Every Part of Me: Mark Mercier

Freshman year, Mark Mercier was sitting at the leftmost table on the first floor of CHS. The new school still felt foreign. At once, he felt a twinge of dread and excitement; he gets the same feeling whenever he goes to a new place. Mercier had just met Chelsea, and had thought, for the first time “I don’t know what you are.”

Chelsea told Mercier they identified as transgender.

“What does that mean?” Mercier said.

“I don’t necessarily identify with the gender I was born with,” Chelsea said.

And as the first floor bustled with students holding lunch trays or food they’d bought from neighboring stores walking in and out, or playing super smash bros at the tables, a world opened up to Mercier. He would spend the next two years at CHS sorting out what he’d heard and coming to understand what it meant for him.

“That was when I realized [gender] wasn’t a true or false question — that it was a multiple choice question — after thinking it was true or false for years,” Mercier said. He put his hands up to the sides of his head to mimic an explosion. “It just pshoo! It was mind-blowing.”

Following this conversation with Chelsea, Mercier realized that the term transgender described him and began using it to label himself.
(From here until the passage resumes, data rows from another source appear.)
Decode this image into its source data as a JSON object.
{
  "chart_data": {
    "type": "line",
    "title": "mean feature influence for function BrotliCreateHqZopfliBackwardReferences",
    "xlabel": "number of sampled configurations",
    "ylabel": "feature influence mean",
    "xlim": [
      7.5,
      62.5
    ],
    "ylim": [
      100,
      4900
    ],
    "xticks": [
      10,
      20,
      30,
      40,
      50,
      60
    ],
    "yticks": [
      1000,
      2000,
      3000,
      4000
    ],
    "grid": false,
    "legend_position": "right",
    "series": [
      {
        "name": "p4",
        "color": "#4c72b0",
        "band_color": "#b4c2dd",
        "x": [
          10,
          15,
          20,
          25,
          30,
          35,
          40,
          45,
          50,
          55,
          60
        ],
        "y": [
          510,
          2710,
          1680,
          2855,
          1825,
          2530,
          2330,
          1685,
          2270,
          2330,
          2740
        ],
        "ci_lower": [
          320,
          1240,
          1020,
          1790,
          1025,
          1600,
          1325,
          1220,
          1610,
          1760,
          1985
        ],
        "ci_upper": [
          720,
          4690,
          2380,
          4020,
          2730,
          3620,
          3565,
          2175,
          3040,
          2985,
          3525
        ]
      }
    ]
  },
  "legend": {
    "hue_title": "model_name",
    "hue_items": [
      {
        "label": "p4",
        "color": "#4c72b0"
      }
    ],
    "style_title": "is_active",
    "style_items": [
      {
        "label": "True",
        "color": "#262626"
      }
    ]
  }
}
In labeling himself and presenting himself to the world, one of Mercier’s main goals is to be comfortable, but he began realizing that there were aspects of himself that made him uncomfortable in middle school.

“I’m fairly comfortable with myself,” Mercier said. “The big thing for me when I was realizing how I identified, was that there were certain aspects of myself that I wasn’t too comfortable with — like how high I was talking, how my chest was growing.”

Now that Mercier has been identifying as transgender for a long time, he realizes that labels don’t necessarily help him feel more comfortable as much as they help others understand him. Once he noticed that, he limited holding himself to labels.

“I used to because I liked having the structure, but, especially since I came to Community, I liked not having as much structure,” Mercier said. “It has bled into how I view myself.”

Although he identifies as male and often uses a male name, Mericer sometimes uses a more gender neutral name. As someone who is transgender, he mainly concerned with his personal safety; he wants a name that’s going to protect him. Mercier says that he feels like being LGBTQIA+ puts a “target on my back.” He compares it to being in New York City, with a million eyes on him.

Mercier isn’t wrong to be worried for his safety: the FBI reported 160 victims of transgender hate crimes in 2018; as of Nov., 22 transgender Americans had been murdered in 2019; and the Human Rights Campaign published an article titled “A National Epidemic: Fatal Anti-Transgender Violence in the United States in 2019” in which it stated that 81% of transgender and gender non-comforming people killed in the U.S. are under the age of 30.

“I think people forget how close that danger is,” Mercier said. “It’s dangerous, but it isn’t that apparent here; I think people forget how close the target on our backs are.”

There is cause for hope: The Williams Institute of Law published a study in 2018 and found that average levels of LGBTQ acceptance has been increasing globally since the 1980’s. However, the world for Mercier remains a dangerous place.